Глухие хлопки выстрелов подбросили в воздух кепку с моей головы. Она сделала несколько витков и спустя мгновение упала на мое бездыханное тело. В тот день меня убили. Убили в первый раз. В годы войны я был свидетелем множества смертей. Каждая смерть была моей личной. Тот офицер даже не взглянул на мое казненное тело. Он брезгливо отбросил хлеб в сторону и скомандовал водителю завести двигатель. Ловко запрыгнул в автомобиль, и серый хорьх помчался обратно по темной улице, истошно рыча и шурша колесами. Оставшиеся солдаты осмотрели трупы. Не спеша построились и зашагали вдоль колючей проволоки, освещая фонарями дорогу и подозрительные тени по сторонам.
А я так и стоял у окна, глядя на детские тела. Мои глаза наполнились слезами. В горле рос огромный ком, который я был не в силах проглотить. Непослушный рот не мог унять дрожащие губы. Внезапно сильные и теплые руки обняли меня. Я вздрогнул от неожиданности, хотел было закричать, но услышал знакомый голос Клары. Зарыдав, я уткнулся носом в рукав ее кофты и почувствовал, как сковывающий паралич хлынул наружу, вынося из меня крики, страх, слезы и снова крики, которые копились внутри. Она успокаивала меня до рассвета. Я проваливался в сон и в истерике просыпался вновь, пока усталость окончательно меня не поглотила.
После нескольких подобных казней на границе с гетто вместо колючей проволоки стали вырастать высокие кирпичные стены. А ворота в эту зону охраняли несколько пулеметных расчетов. Гетто безобразным шрамом на лице Варшавы кишело нищими голодающими людьми.
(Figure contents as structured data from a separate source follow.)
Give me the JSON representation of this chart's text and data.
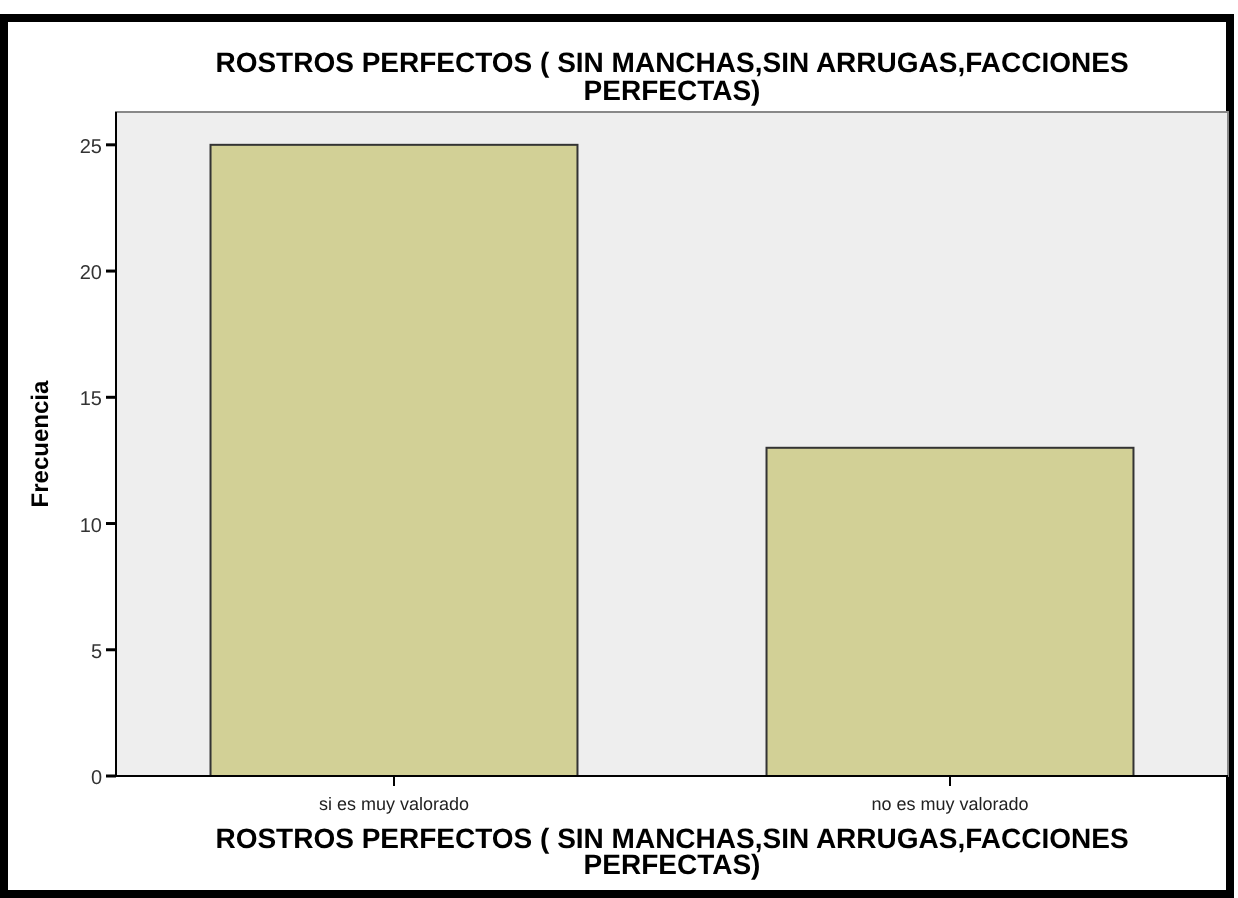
{
  "chart_data": {
    "type": "bar",
    "title": "ROSTROS PERFECTOS ( SIN MANCHAS,SIN ARRUGAS,FACCIONES PERFECTAS)",
    "xlabel": "ROSTROS PERFECTOS ( SIN MANCHAS,SIN ARRUGAS,FACCIONES PERFECTAS)",
    "ylabel": "Frecuencia",
    "categories": [
      "si es muy valorado",
      "no es muy valorado"
    ],
    "values": [
      25,
      13
    ],
    "color": "#d2d096",
    "ylim": [
      0,
      26.3
    ],
    "yticks": [
      0,
      5,
      10,
      15,
      20,
      25
    ],
    "grid": false
  }
}
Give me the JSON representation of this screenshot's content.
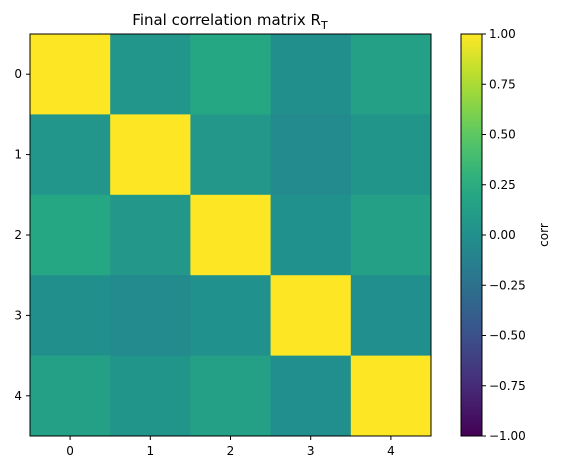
{
  "chart_data": {
    "type": "heatmap",
    "title": "Final correlation matrix R",
    "title_subscript": "T",
    "x_categories": [
      "0",
      "1",
      "2",
      "3",
      "4"
    ],
    "y_categories": [
      "0",
      "1",
      "2",
      "3",
      "4"
    ],
    "values": [
      [
        1.0,
        0.05,
        0.2,
        0.0,
        0.14
      ],
      [
        0.05,
        1.0,
        0.07,
        -0.05,
        0.04
      ],
      [
        0.2,
        0.07,
        1.0,
        0.01,
        0.14
      ],
      [
        0.0,
        -0.05,
        0.01,
        1.0,
        -0.01
      ],
      [
        0.14,
        0.04,
        0.14,
        -0.01,
        1.0
      ]
    ],
    "colormap": "viridis",
    "vmin": -1.0,
    "vmax": 1.0,
    "colorbar": {
      "label": "corr",
      "ticks": [
        1.0,
        0.75,
        0.5,
        0.25,
        0.0,
        -0.25,
        -0.5,
        -0.75,
        -1.0
      ],
      "tick_labels": [
        "1.00",
        "0.75",
        "0.50",
        "0.25",
        "0.00",
        "−0.25",
        "−0.50",
        "−0.75",
        "−1.00"
      ]
    }
  }
}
Они умирали. Только представьте: там, где раньше жило сто тысяч поляков, теперь задыхалось в собственном смраде, болезнях и отчаянии полмиллиона евреев. Но вместе с тем гетто умудрялось одевать и кормить всю Варшаву. Да что там Варшаву, всю Польшу. Днем и ночью ни на минуту не останавливалось производство за кирпичными стенами. Десятки тысяч евреев работали там за еду и кормили сотни тысяч своих соотечественников.